Puis on va faire connaissance avec une famille corse et son avocat, et ainsi va commencer l’intrigue, l’enquête avec nos policiers qu’on a commencé à bien connaître, à bien aimer, et puis Victor Coste avec ses amours impossibles – ou bien si – sa fatigue, sa droiture et son indécrottable humanité, qui ne font pas toujours bon ménage avec son métier, son milieu, son entourage professionnel. Je ne vais pas raconter comment Victor Coste va nous quitter, nous qui en avions fait un copain, mais vraiment, tout ça est mené de main de maître avec une langue juste, ce qu’il faut d’humour, de sensibilité, et la pointe de colère qui jamais ne déborde trop, car à nous de nous débrouiller avec tout ça. Et c’est très bien ainsi. Alors, pour le grand plaisir que ça procure, je me contenterai de vous mettre ici quelques passages que j’ai particulièrement aimés pour le ton, l’ironie ou la tristesse, ou encore la colère sourde. Et je crois vraiment que cette trilogie est à ne pas manquer.
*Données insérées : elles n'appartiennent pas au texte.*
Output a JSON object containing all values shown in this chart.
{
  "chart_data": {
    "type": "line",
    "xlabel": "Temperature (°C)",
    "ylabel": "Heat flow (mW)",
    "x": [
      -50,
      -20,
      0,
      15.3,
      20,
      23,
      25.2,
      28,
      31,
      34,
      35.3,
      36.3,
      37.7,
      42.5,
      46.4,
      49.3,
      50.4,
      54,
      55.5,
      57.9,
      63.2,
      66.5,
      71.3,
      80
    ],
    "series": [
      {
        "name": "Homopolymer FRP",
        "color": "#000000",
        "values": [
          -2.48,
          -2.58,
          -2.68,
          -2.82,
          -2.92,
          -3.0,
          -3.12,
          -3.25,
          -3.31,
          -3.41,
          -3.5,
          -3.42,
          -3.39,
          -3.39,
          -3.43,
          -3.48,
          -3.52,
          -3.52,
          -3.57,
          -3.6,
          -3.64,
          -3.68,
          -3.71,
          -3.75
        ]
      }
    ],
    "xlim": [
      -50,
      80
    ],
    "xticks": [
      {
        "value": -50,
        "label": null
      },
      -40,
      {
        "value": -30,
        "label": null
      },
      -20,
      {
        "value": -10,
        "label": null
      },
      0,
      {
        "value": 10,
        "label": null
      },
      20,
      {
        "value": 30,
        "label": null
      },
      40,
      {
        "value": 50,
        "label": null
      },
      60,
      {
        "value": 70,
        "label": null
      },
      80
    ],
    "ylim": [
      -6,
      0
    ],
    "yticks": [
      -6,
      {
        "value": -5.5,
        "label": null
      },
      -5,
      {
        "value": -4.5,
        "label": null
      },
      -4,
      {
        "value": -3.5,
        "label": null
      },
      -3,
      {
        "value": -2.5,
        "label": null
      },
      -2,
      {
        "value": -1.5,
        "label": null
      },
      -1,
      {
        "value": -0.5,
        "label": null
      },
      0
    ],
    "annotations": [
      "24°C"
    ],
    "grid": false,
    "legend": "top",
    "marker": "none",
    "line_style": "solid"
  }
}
Alors pour celles et ceux qui ne sont pas encore entrés dans ce Service Départemental de police judiciaire de Seine -Saint- Denis – SDPJ 93…nous y entrons à 5 h 45 du matin:

« Coste traversa les couloirs du service, passa devant le bureau du Groupe crime 1 sans même s’y arrêter, prit la passerelle vitrée qui séparait les deux ailes de la PJ pour se rendre là où il était certain de trouver son équipe : salle café. À cette heure bien trop matinale, personne n’aurait eu le courage de mettre de l’eau dans la cafetière du bureau et d’appuyer sur le bouton « on », ni surtout d’attendre les quelques minutes de goutte à goutte nécessaires sans s’endormir devant et debout. Puisque la veille, tout le monde s’était quasiment mis sur le toit avec cette petite eau-de-vie traître comme un virage serré, il fallait de la caféine, vite, beaucoup. Coste ouvrit la porte de la salle de repos, doucement.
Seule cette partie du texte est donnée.